Trust in regulation and compliance in Life Science
Life sciences is an industry that is highly regulated. Organizations involved in pharmacological production generate a lot of data which must be carefully taken into account in audits. This requires the documentation of research and experimental data as well as the methods and instruments used for the capture.
Failure to meet the criteria can lead to lengthy or even failed audits which can eventually lead to total failure of a company, as financial penalties and productivity losses become too severe to recover.
A variety of cloud systems are built to adhere to regulatory standards, and also lead to compliance with particular industry best practices like GxP in laboratories, which can help ensure greater comfort in compliance with regulatory requirements.
These applications may, for example, flag potential regulatory problems before they are integrated into the process – which could otherwise have been advanced without remedy. The unregulated costs of such failures can easily escalate so that proactive measures are a wise investment.
By using cloud applications throughout drug development, disparate teams can capture and store data in one place. This reduces errors as well as improves the accuracy and integrity of data.
Nevertheless, compliance is not just rigorous methods in cybersecurity.
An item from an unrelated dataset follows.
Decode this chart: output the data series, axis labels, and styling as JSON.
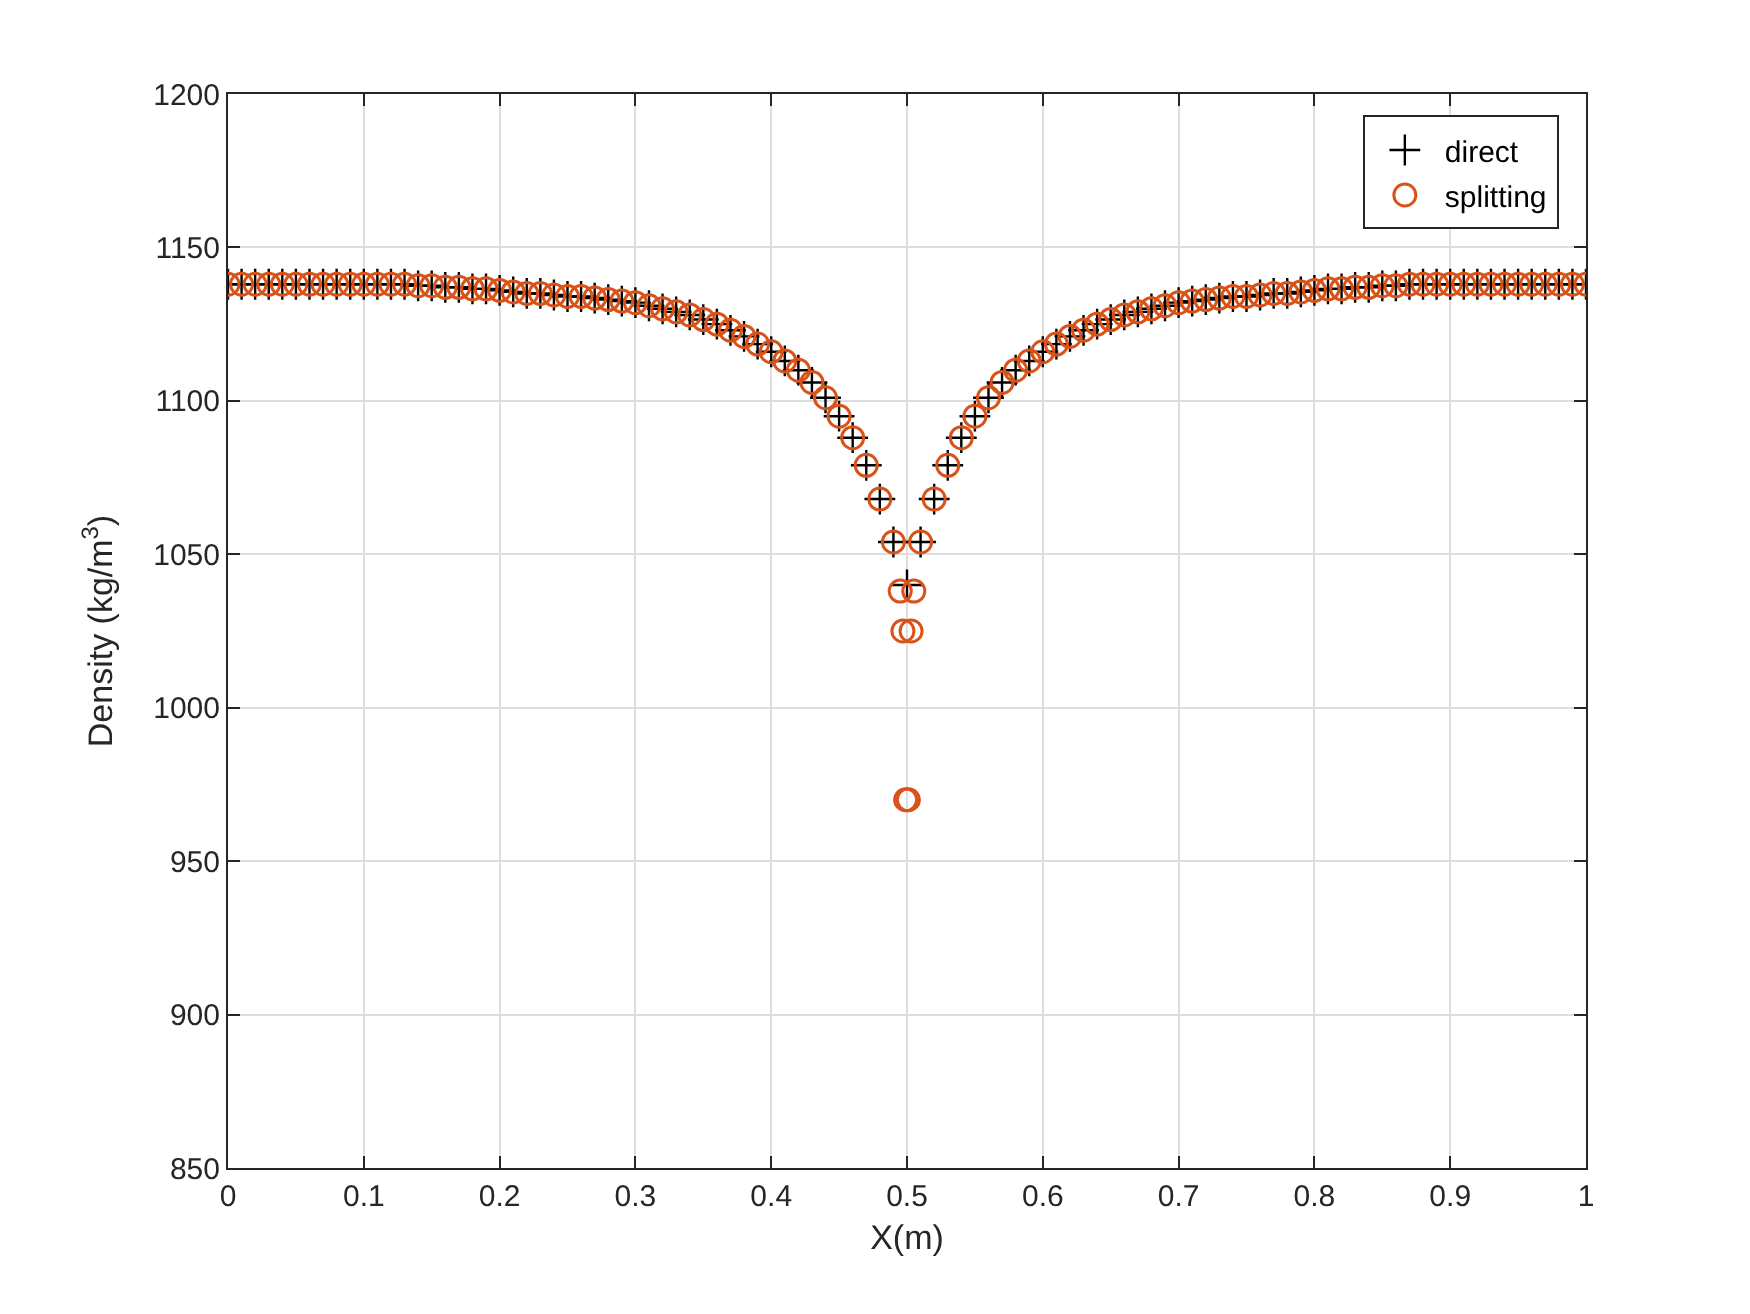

It is also important to ensure that your data storage provider can show that the appropriate safety measures are in place. Data infringements will cost millions of dollars to fix and permanently ruin the consumer ties, so when looking for a vendor, ensure that the security measures are sufficient.
For instance, a cloud data storage provider must demonstrate that it tracks and reacts appropriately to threats and safety incidents and has appropriate incident response procedures.
Besides industry-standard certifications such as SOC1 / SOC2 Form II, check that your cloud service provider also meets the relevant government and industry regulations. Ask for proof and make sure that your sellers have a copy of the full report, not just cover letters, for each applicable norm. For example, report Type II of the SOC 2 verifies the effective implementation, over the last 12 months, of sufficient technological and administrative controls.
Compliance and certificates show that the security of your data storage provider is effective and clear.
Regulatory enforcement ultimately depends on traceable, available and safe information. Cloud apps allow this to happen when data is instantly stored, secure and saved. Cloud services take on operational responsibility, which helps researchers to concentrate instead of laborious manual data processes on science.
Why Should Life Science Firms adopt Cloud Technology?